Dimitri Perivoliotis, Ph.D., a research associate in the Penn program, who works closely with patients and therapists on Beck’s pilot study, says that because most of the patients are impaired, some severely, therapists have had to be “pretty creative” in adapting treatment. “For example,” he says, “we’ve used electronic aids, programmable alarm watches or Palm Pilots set to go off at different times of the day. Many of the patients are very inactive, so these wake them up and remind them to go to treatment, call a friend, look for a job. Families love these. One mother says she’s happy when the Palm Pilot goes off because ‘it gets him off the couch.’”

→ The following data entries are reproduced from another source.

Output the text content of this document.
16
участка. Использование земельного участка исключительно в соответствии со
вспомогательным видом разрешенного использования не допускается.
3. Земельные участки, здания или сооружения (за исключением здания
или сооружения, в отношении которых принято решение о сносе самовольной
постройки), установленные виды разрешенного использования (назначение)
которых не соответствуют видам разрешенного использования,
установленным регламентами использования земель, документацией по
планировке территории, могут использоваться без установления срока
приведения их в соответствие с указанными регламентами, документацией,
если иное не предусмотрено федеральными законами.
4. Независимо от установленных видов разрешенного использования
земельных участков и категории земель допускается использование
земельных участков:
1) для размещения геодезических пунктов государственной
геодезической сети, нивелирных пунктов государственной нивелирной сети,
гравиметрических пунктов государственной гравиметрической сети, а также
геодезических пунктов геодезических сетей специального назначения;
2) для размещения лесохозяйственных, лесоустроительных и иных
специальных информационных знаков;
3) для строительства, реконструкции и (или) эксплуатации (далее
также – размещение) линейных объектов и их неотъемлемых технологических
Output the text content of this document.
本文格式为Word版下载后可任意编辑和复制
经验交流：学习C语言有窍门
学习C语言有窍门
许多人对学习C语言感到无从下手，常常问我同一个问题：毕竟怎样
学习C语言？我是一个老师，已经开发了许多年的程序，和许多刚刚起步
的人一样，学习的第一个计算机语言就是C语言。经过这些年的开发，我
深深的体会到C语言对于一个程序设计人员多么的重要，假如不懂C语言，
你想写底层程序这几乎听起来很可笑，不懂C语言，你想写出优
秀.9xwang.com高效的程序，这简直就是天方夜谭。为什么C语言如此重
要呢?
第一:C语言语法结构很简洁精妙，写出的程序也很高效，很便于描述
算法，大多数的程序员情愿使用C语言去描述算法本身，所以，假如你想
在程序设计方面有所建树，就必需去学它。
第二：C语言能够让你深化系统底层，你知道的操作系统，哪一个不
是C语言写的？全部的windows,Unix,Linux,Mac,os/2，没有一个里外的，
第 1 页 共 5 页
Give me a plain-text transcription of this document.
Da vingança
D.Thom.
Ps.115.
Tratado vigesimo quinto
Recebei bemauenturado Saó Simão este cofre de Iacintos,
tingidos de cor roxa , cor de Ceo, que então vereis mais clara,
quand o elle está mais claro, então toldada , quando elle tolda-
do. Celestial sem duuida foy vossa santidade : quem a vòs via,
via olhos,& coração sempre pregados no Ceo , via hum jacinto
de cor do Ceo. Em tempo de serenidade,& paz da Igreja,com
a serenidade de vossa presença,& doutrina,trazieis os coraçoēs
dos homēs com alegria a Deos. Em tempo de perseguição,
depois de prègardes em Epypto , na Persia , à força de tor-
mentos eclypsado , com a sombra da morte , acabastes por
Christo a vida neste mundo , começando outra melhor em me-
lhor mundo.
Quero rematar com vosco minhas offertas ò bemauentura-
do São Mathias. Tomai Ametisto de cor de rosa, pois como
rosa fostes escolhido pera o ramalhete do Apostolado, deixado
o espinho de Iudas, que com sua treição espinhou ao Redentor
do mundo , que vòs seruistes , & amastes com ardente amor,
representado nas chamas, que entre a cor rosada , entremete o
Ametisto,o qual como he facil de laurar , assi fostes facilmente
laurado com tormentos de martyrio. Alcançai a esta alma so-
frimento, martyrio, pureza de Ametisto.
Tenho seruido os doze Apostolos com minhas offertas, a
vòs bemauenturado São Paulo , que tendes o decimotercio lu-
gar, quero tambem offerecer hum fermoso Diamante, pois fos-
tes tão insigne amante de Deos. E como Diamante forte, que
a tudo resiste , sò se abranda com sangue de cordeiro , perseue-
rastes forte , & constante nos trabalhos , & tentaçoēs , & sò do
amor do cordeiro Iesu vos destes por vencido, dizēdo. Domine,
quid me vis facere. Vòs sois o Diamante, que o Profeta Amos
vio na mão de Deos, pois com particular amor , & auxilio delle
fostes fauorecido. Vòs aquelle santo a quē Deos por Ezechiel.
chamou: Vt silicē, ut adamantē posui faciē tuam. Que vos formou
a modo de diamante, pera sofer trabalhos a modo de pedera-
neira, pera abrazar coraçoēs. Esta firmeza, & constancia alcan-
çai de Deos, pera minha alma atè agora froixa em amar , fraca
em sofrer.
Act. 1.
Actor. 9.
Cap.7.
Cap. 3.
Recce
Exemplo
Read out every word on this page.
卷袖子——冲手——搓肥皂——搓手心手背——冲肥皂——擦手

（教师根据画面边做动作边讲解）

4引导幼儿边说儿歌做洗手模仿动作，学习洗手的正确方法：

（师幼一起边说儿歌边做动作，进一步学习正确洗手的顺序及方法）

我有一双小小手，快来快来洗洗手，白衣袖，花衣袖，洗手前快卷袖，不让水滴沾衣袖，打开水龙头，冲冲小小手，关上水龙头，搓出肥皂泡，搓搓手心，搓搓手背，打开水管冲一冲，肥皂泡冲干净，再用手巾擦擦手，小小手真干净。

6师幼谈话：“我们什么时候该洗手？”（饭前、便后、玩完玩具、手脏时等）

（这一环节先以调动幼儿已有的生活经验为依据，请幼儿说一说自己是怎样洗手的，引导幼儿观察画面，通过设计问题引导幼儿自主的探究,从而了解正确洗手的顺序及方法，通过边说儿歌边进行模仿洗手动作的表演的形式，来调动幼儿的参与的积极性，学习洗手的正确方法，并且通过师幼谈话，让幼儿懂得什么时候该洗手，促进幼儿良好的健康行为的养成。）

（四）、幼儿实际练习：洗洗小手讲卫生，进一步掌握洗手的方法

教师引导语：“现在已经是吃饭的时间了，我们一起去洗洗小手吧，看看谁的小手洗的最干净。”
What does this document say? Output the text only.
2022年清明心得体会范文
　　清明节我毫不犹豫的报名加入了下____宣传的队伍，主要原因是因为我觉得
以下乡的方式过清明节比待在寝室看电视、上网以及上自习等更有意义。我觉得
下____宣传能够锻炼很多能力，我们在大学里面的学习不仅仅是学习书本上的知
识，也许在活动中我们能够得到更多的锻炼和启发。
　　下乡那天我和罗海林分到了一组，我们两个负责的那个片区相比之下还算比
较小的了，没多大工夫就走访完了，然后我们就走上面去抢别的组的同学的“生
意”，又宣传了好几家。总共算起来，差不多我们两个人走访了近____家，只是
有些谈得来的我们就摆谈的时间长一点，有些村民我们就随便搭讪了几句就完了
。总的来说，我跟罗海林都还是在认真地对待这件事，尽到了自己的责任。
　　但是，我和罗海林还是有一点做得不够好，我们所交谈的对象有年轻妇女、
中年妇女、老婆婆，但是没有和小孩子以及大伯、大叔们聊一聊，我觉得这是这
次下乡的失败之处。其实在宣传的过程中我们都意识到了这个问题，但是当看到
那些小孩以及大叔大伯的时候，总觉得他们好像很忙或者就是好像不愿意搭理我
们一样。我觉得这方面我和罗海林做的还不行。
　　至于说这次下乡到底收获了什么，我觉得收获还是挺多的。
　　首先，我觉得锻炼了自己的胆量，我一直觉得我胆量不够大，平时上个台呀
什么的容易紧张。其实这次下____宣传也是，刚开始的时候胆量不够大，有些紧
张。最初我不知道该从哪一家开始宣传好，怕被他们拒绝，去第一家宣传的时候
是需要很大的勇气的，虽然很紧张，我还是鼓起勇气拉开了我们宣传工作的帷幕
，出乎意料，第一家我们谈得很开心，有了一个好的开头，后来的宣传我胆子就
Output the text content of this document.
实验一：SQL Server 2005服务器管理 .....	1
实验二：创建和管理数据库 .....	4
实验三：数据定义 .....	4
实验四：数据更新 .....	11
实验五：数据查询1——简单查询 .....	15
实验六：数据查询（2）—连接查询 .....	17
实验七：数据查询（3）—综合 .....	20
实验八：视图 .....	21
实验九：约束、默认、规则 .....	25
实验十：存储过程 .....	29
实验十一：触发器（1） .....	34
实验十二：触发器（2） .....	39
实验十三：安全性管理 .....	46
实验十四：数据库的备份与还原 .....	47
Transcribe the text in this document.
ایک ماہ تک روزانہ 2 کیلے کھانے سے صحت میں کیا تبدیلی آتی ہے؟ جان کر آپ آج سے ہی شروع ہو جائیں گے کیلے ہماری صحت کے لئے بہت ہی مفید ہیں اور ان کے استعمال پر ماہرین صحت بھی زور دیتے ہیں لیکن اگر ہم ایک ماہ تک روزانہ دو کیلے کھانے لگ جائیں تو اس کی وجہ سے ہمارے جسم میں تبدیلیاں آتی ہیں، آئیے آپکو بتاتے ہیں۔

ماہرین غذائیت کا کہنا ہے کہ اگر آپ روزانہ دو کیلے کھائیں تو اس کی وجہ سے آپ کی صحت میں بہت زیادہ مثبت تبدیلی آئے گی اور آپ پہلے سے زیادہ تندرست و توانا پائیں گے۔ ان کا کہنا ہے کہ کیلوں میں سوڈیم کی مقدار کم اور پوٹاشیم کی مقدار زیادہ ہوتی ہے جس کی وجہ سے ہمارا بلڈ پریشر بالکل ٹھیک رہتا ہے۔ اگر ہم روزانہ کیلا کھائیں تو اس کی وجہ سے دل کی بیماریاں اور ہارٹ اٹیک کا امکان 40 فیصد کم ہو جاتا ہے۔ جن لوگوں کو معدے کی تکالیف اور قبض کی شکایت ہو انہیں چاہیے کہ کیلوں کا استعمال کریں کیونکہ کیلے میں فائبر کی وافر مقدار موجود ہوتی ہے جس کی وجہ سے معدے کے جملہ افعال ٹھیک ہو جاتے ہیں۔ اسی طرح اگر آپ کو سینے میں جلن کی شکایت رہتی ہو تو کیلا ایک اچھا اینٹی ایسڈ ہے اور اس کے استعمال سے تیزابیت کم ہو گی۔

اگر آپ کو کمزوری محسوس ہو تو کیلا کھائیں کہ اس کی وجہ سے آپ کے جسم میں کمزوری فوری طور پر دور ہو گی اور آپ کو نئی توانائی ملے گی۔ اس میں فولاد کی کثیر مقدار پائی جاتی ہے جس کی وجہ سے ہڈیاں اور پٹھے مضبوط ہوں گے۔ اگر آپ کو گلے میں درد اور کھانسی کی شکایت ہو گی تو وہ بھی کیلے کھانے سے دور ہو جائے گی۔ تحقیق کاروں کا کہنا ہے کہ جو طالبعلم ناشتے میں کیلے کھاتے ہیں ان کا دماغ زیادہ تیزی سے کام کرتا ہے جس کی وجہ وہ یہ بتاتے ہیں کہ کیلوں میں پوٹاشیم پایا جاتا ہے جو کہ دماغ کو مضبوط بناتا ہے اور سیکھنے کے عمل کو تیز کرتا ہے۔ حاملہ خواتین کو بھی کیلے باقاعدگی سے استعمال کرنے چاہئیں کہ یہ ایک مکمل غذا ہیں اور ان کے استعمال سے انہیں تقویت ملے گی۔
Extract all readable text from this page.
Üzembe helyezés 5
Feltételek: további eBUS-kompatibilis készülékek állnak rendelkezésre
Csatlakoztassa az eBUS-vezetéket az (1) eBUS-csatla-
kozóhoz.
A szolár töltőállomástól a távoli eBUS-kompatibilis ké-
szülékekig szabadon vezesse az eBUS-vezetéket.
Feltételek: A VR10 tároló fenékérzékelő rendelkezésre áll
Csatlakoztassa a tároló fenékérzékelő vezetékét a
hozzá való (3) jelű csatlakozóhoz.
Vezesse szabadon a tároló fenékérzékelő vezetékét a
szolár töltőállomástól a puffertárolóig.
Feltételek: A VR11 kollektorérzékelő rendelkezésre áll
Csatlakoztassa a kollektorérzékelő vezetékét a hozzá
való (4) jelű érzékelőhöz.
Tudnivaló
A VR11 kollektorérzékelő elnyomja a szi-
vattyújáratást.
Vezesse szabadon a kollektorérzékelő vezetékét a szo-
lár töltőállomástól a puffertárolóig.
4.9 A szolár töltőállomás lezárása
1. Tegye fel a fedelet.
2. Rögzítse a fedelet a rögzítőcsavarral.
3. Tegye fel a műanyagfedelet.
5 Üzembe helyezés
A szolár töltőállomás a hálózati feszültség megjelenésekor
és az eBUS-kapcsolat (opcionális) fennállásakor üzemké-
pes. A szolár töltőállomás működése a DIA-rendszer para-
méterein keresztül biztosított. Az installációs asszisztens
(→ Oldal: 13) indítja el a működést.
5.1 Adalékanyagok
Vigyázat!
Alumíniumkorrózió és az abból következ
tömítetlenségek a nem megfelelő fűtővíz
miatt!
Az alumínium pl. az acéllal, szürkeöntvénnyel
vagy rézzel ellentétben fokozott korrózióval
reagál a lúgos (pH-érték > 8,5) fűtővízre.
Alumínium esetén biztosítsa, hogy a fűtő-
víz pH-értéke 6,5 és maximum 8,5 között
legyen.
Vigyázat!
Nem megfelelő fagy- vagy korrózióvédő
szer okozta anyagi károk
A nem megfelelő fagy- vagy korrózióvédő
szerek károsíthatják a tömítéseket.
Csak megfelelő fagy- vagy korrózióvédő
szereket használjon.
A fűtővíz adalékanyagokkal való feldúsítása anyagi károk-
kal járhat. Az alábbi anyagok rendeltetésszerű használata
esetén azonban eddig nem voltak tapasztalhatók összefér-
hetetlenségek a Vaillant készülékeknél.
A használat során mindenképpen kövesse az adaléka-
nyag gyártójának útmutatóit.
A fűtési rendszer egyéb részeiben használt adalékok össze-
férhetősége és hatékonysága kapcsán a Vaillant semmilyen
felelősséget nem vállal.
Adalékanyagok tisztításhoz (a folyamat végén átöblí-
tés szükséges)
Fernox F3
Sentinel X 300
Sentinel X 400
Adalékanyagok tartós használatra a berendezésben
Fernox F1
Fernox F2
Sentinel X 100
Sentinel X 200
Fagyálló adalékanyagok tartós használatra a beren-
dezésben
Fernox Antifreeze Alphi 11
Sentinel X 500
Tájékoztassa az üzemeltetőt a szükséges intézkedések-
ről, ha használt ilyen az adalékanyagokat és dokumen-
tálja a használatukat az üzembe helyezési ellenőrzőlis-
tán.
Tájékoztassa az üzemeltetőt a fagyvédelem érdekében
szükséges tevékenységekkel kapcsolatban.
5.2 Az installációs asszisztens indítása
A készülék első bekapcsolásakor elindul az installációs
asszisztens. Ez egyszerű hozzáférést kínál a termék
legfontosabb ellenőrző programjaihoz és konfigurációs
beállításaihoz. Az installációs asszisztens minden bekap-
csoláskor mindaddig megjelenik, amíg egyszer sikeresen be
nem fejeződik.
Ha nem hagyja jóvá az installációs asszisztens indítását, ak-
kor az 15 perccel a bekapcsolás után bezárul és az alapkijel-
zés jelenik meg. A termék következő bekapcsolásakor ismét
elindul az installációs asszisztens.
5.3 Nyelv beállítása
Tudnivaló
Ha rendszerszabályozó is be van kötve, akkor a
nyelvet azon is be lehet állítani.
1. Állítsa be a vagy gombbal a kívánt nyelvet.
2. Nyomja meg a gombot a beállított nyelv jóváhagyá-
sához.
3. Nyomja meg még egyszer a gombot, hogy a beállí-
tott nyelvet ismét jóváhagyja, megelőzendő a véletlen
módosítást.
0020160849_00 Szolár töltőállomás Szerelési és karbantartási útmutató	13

“We need to use a variety of methods that particularly fit the patients’ level of functioning and their interests,” Dr. Beck says. “For example, one therapist frequently uses computer games to get patients engaged in an activity. All patients have problems with attention, and this type of activity can capture their attention, and it can also provide a ‘mastery experience’ as they find that with practice they can do increasingly better
” At each treatment session, patient and therapist set goals and an action plan for the next session. Perivoliotis cites a patient whose goal was to return to school, but with little hope of success or pleasure because he couldn’t concentrate on reading. With the therapist’s support, he agreed to try to read a small excerpt on a subject he liked. Before he started, he was asked to rate how much he thought he would enjoy the reading. He answered “zero.” He was then asked what he thought he would score on a quiz afterward. He predicted 10 percent. After the reading, he raised his pleasure rating to 40 percent, and he scored 70 on the quiz. In another case, a patient afraid to talk to people agreed to practice “small talk” with the therapists although he was sure he would fumble for words and freeze. “He was a bit slow,’ Dr. Perivoliotis says, “but he was able to keep the conversation going for the duration of the session, and afterward rated his pleasure at 50 percent
” A number of patients, although stabilized on antipsychotics, have residual paranoid feelings. “With one,” Perivoliotis says, “the Palm Pilot reminds him to do a technique we call the three Cs: Catch it, Check it, Correct it. It’s a way to help him distance himself from his paranoia.” Look, Point, Name is another simple but effective device. The patient is directed to select an object in the room to look at, which concentrates the visual system; then to point to it, which engages the motor system; then to name it: ‘doorknob.’ “It’s a way of damping down auditory hallucinations and, at the same time, it demonstrates to patients that they have some control over the voices,” Beck explains.
Beck has a warm spot for one patient who was almost completely nonfunctioning and spending all her time calling the FBI because, she thought, people were trying to kill her. One of the therapists got her interested in making coffee. Now when she comes in for her session, she makes coffee for the people on the second floor and then the people on third floor and then some others. “Serving coffee makes her feel benevolent toward people and they in turn are benevolent toward her and she forgets that they’re trying to kill her.
“Simple, isn’t it?” says Beck.
Concerning the NARSAD trial, based on the evidence of the first group of patients now nearing completion, Dr. Grant says: “We have evidence that it’s working pretty well. It looks like the folks in the CBT group are functioning better compared to the control group. What’s very important is that they appear to be doing better on the neurocognitive tests. We need to complete follow-up. We should have that data soon.”